MA Darus Salam – Gubernur Sumatera Utara, Bobby Nasution, menegaskan pada Sabtu (18/4/2026) bahwa kebijakan pencabutan Persetujuan Berusaha Pemanfaatan Hutan (PBPH) berpotensi menimbulkan dampak sosial yang signifikan. Menurutnya, keputusan tersebut tidak hanya bersifat administratif, melainkan harus mempertimbangkan kesejahteraan ribuan warga yang bergantung pada aktivitas perusahaan di kawasan hutan.
Nasution mengungkapkan bahwa area yang terdampak mencakup 11 kabupaten dan satu kota, dengan total 13 perusahaan yang selama ini beroperasi di wilayah hutan. Ia menyoroti pentingnya menilai konsekuensi sosial sebelum melanjutkan proses pencabutan PBPH, mengingat banyak masyarakat mengandalkan pekerjaan, pendapatan, dan fasilitas publik yang berasal dari kegiatan perusahaan tersebut.
“Para kepala daerah pasti akan membicarakan bagaimana nasib masyarakat mereka nantinya.

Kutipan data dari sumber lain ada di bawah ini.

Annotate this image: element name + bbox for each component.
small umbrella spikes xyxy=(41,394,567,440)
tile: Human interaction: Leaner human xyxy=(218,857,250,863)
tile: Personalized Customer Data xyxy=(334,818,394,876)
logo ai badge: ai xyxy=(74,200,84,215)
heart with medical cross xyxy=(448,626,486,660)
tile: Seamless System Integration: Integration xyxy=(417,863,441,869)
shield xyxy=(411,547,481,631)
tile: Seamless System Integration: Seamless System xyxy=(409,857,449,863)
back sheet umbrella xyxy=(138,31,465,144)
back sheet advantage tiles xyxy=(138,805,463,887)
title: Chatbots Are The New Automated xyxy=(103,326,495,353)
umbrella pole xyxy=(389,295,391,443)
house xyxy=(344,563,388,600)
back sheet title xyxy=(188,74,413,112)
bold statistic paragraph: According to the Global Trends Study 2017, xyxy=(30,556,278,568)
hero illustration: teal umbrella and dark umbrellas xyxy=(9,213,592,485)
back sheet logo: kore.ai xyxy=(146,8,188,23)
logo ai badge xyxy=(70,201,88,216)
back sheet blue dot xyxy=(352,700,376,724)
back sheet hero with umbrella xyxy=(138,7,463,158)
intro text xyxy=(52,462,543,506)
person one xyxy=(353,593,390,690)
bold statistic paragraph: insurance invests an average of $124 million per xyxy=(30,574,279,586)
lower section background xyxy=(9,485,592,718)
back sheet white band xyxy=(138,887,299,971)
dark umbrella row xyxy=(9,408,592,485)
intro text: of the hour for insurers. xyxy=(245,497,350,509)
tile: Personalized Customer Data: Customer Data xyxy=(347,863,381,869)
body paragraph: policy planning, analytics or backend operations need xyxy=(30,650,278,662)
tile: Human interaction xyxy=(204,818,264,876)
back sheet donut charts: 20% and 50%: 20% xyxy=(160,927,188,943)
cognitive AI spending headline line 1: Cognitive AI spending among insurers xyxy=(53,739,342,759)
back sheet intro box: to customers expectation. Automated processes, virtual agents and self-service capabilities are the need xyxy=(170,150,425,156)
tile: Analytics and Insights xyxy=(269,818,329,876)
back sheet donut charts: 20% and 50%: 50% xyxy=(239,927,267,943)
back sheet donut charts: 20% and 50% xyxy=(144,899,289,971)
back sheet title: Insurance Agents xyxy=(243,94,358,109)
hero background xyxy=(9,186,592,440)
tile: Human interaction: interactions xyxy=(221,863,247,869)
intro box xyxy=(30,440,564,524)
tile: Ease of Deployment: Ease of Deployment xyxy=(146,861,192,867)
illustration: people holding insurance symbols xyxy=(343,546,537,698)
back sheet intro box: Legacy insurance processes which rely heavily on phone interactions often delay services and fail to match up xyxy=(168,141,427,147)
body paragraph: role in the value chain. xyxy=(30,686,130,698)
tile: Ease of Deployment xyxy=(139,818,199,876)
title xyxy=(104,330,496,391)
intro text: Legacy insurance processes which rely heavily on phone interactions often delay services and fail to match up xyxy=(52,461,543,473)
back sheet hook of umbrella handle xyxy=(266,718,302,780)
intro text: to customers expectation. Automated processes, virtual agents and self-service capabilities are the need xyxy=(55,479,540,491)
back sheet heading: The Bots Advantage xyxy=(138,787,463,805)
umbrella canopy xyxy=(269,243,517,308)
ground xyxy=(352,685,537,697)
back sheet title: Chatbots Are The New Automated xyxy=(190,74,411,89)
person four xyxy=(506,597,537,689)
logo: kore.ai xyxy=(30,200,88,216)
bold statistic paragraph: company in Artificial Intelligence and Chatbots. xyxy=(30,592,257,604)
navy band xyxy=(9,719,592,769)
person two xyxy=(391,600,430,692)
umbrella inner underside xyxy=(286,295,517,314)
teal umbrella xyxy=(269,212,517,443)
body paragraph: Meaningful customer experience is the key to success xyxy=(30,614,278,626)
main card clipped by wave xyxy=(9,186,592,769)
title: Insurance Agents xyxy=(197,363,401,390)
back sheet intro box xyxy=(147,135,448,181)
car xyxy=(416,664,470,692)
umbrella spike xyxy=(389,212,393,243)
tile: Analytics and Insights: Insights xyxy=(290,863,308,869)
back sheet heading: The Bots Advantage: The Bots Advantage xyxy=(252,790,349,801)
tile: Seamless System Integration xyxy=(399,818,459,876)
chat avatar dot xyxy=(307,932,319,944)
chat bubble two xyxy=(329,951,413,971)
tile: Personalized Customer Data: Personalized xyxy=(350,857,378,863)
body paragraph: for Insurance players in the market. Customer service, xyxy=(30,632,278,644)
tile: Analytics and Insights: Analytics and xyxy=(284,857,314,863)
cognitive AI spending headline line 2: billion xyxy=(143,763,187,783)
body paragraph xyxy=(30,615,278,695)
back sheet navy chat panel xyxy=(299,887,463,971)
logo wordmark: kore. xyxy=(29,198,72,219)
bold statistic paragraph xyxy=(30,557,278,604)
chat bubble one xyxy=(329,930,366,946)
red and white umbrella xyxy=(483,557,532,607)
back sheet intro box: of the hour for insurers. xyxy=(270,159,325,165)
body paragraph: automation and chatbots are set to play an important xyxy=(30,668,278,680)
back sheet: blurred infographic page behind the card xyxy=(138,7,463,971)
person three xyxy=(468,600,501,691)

Selain soal administrasi, tentu yang terpenting adalah keluhan dan aspirasi warga,” ujar Nasution dalam sambutannya. Ia menambahkan bahwa pemerintah daerah telah menerima masukan dari perwakilan pekerja yang mengekspresikan kekhawatiran akan keberlangsungan hidup mereka bila izin usaha di kawasan hutan ditarik.
Dalam sebuah pertemuan yang melibatkan perwakilan pekerja, serikat buruh, dan tokoh masyarakat, tercatat sekitar 29 ribu warga menyatakan potensi terdampak secara langsung. Mereka khawatir akan kehilangan pekerjaan, penurunan pendapatan, serta berkurangnya akses pada layanan sosial yang selama ini didukung oleh perusahaan-perusahaan tersebut.
Berikut rincian wilayah yang terlibat dalam kebijakan pencabutan PBPH:
- 11 Kabupaten (termasuk Kabupaten Deli Serdang, Karo, Langkat, dan lainnya)
- 1 Kota (Kota Medan)
Nasution menekankan bahwa pemerintah pusat harus menanggapi situasi ini dengan serius. Ia meminta adanya kajian komprehensif yang meliputi aspek ekonomi, sosial, dan lingkungan sebelum kebijakan pencabutan PBPH dijalankan secara menyeluruh.
Selain itu, gubernur menyoroti perlunya mekanisme transisi yang adil bagi masyarakat yang berisiko kehilangan mata pencaharian. “Kita harus menyediakan alternatif pekerjaan, pelatihan keterampilan, dan bantuan sosial yang memadai agar tidak menimbulkan krisis kemiskinan di daerah terdampak,” tegasnya.
Pengamat kebijakan publik menilai bahwa pencabutan PBPH memang dapat mengurangi tekanan terhadap hutan, namun tanpa strategi mitigasi yang tepat, konsekuensi sosial dapat menjadi beban tambahan bagi pemerintah daerah. Mereka menyarankan agar pemerintah melakukan dialog intensif dengan semua pemangku kepentingan, termasuk perusahaan, LSM, serta komunitas lokal.
Gubernur juga mengingatkan bahwa Sumatera Utara memiliki komitmen kuat dalam menjaga kelestarian hutan sekaligus meningkatkan kesejahteraan masyarakat. Oleh karena itu, kebijakan yang diambil harus seimbang antara upaya konservasi dan perlindungan sosial.
Dengan tekanan dari berbagai pihak, termasuk masyarakat sipil dan lembaga internasional, pemerintah pusat diperkirakan akan meninjau kembali rencana pencabutan PBPH. Nasution menutup sambutannya dengan harapan bahwa keputusan yang diambil dapat menghindari munculnya persoalan baru di daerah, serta tetap mendukung tujuan jangka panjang pelestarian hutan.
Kesimpulannya, pencabutan PBPH di Sumatera Utara menimbulkan tantangan sosial yang signifikan, memengaruhi sekitar 29 ribu warga. Pemerintah daerah dan pusat diharapkan menyusun kebijakan yang inklusif, memperhatikan dampak sosial, serta menyediakan solusi transisi yang memadai demi kesejahteraan masyarakat dan kelestarian lingkungan.